Il flotte sur tous ces écrits une empreinte indélébile de causalité univoque, un bon vieux parfum de déterminisme génétique et social qui, en d’autres temps, a pu conduire à des réponses radicalement eugéniques.
De nos jours, la conclusion est formulée en d’autres termes : on en appelle aux professionnels de première ligne dans les maternités, les centres de PMI, les crèches, l’école pour traquer le symptôme, grâce à un dépistage précoce, voire pré-précoce si possible, de ces facteurs de risques « prénataux et périnataux, génétiques, de tempérament et de personnalité, environnementaux », listés tels un inventaire à la Prévert (la poésie en moins) ; puis on portera assistance à ces présumés délinquants en herbe à l’aide de thérapies essentiellement comportementalistes, les plus rétifs étant promis à la réponse pharmacologique. Caricature ? Voire, si on se réfère à l’expérience d’outre-atlantique – plus de vingt millions d’enfants hyperactifs y seraient traités par Ritaline – où l’on privilégie le « rabotage des comportements », selon l’expression de Bernard Golse.

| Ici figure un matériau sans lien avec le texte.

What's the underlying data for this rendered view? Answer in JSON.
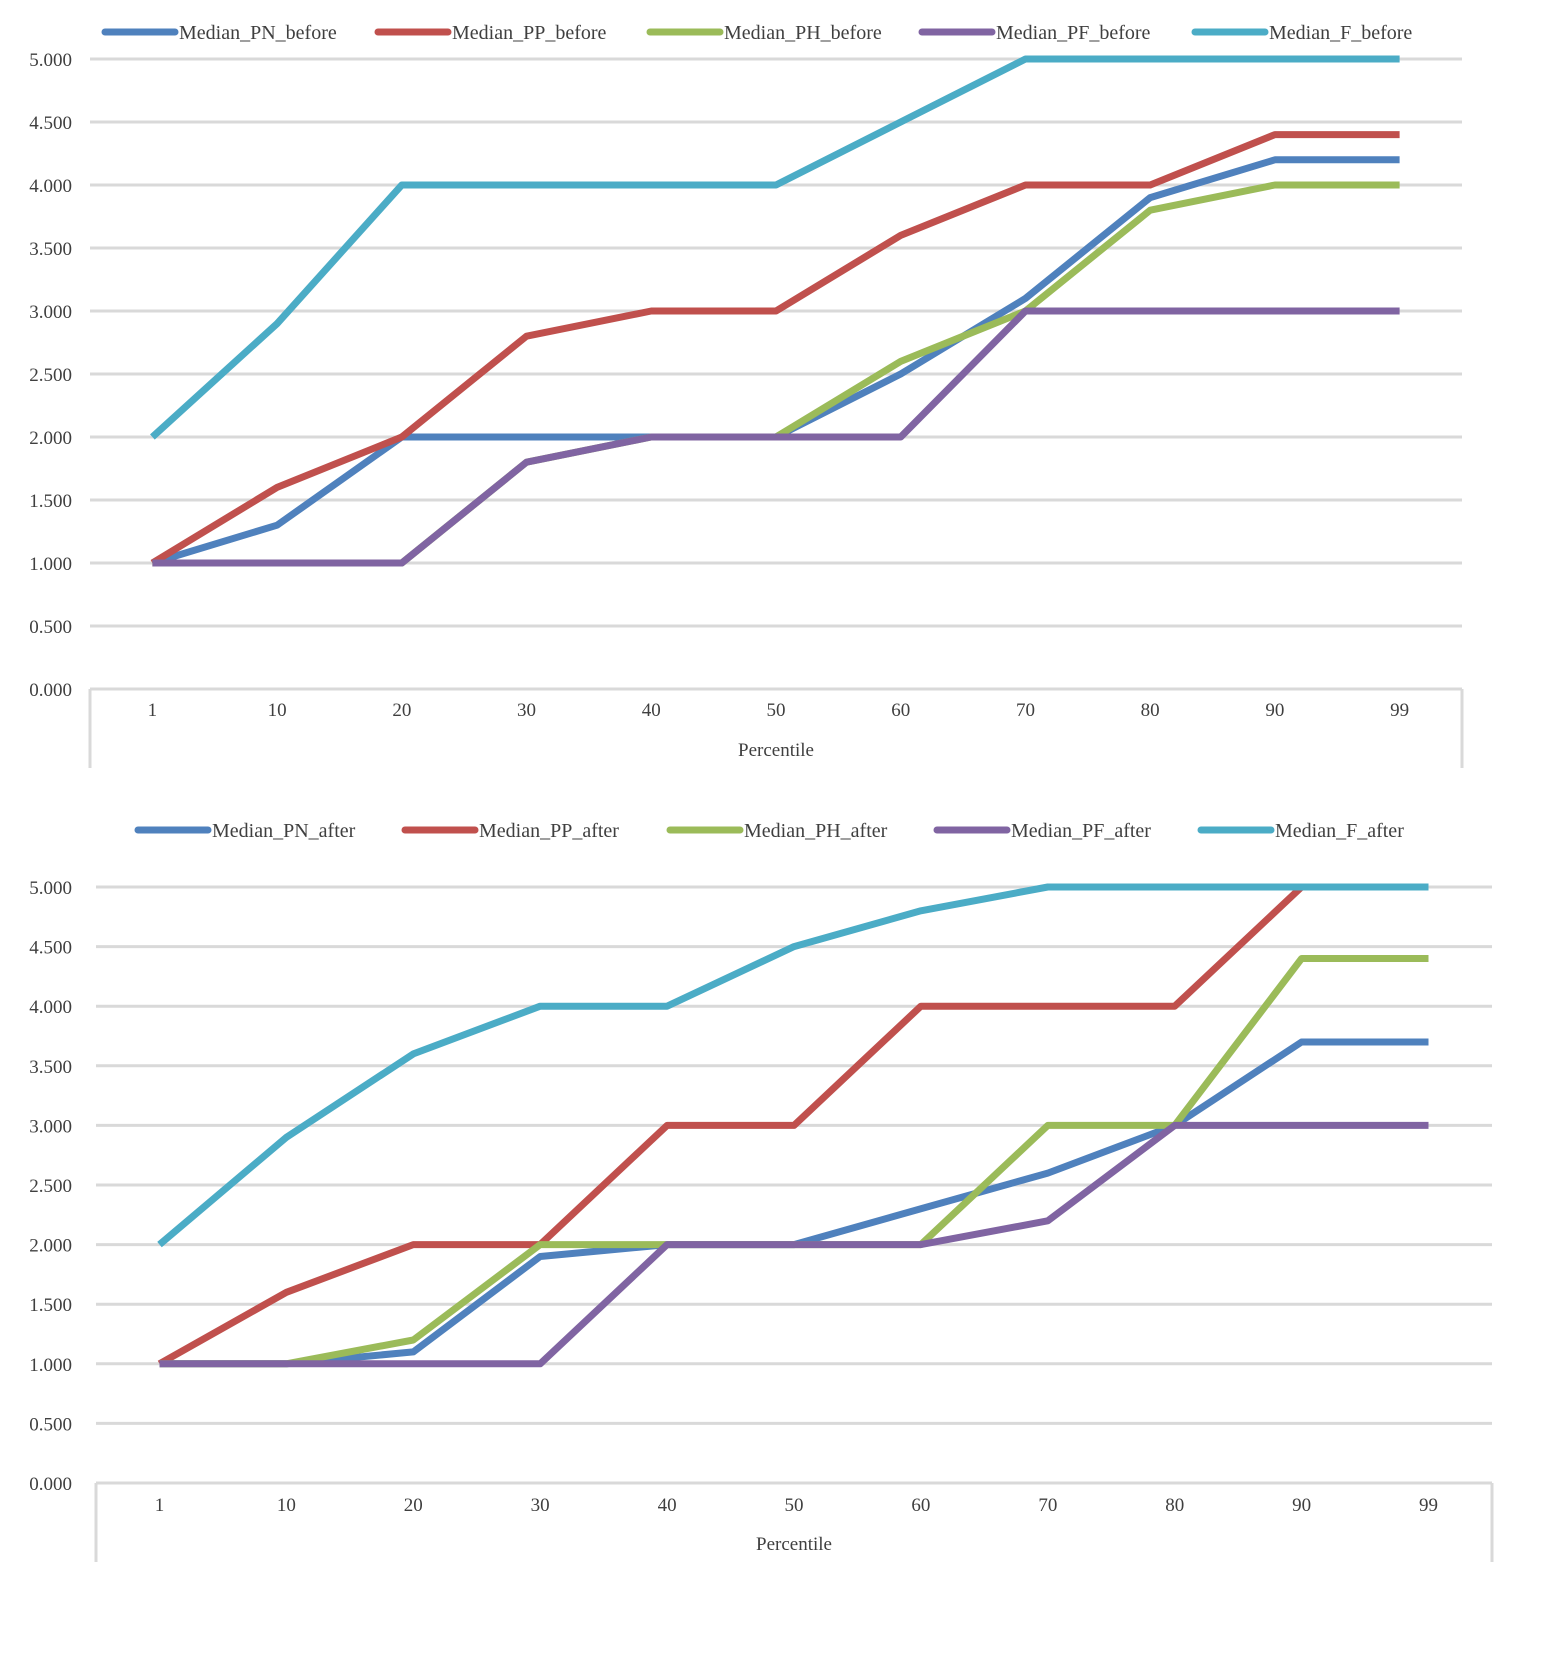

Le propos n’est pas de prendre position contre telle ou telle approche diagnostique ou thérapeutique adaptée à tel cas clinique. Il est d’affirmer que nous n’acceptons pas de regarder chaque enfant, chaque famille exposés à des difficultés de la vie comme immanquablement guettés par la dérive vers la délinquance ou tout autre comportement « déviant ». Il est de redire que nous revendiquons une approche humaniste des soins qui s’appuie sur la singularité du développement de l’être humain. Nous ne confondons pas les difficultés des personnes avec les dysfonctionnements de la société, nous savons aussi à quel point la précarité sociale et économique des familles, les difficultés d’accès au travail, au logement, à la protection sociale peuvent avoir des effets sur leur santé physique et mentale.
Bien sûr nous nous trouvons confrontés sur le terrain à des enfants, des familles qui présentent des difficultés d’ordre psychologique, pour certaines sévères, avec des manifestations symptomatiques variées, incluant des formes de troubles comportementaux sérieux. Nous les abordons dans un esprit, non de prédiction mais de prévention globale, comme le pratiquent, avec d’autres, les équipes de PMI quand elles accompagnent et soutiennent le tissage des premiers liens familiaux. Nous savons que les réponses doivent être recherchées sur différents plans : prise en charge psychique, soutien pédagogique, approche sociale, notamment. Pour cela les professionnels doivent être en nombre et formés à l’approche clinique et relationnelle du soin, chacun dans son domaine de compétence. Tous ensemble, nous avons grand besoin de psychologues intervenant dans toutes les écoles, d’assistantes sociales en primaire et maternelle, d’équipes largement renforcées et démultipliées en CMP et CMPP, ainsi que de capacités d’hospitalisation en pédopsychiatrie à la hauteur des besoins.
Souhaitons que les États généraux du 6 décembre contribuent à avancer dans cette perspective, pour préserver et développer des soins psychiques « bien-traitants » pour les enfants et leur famille en Seine-Saint-Denis.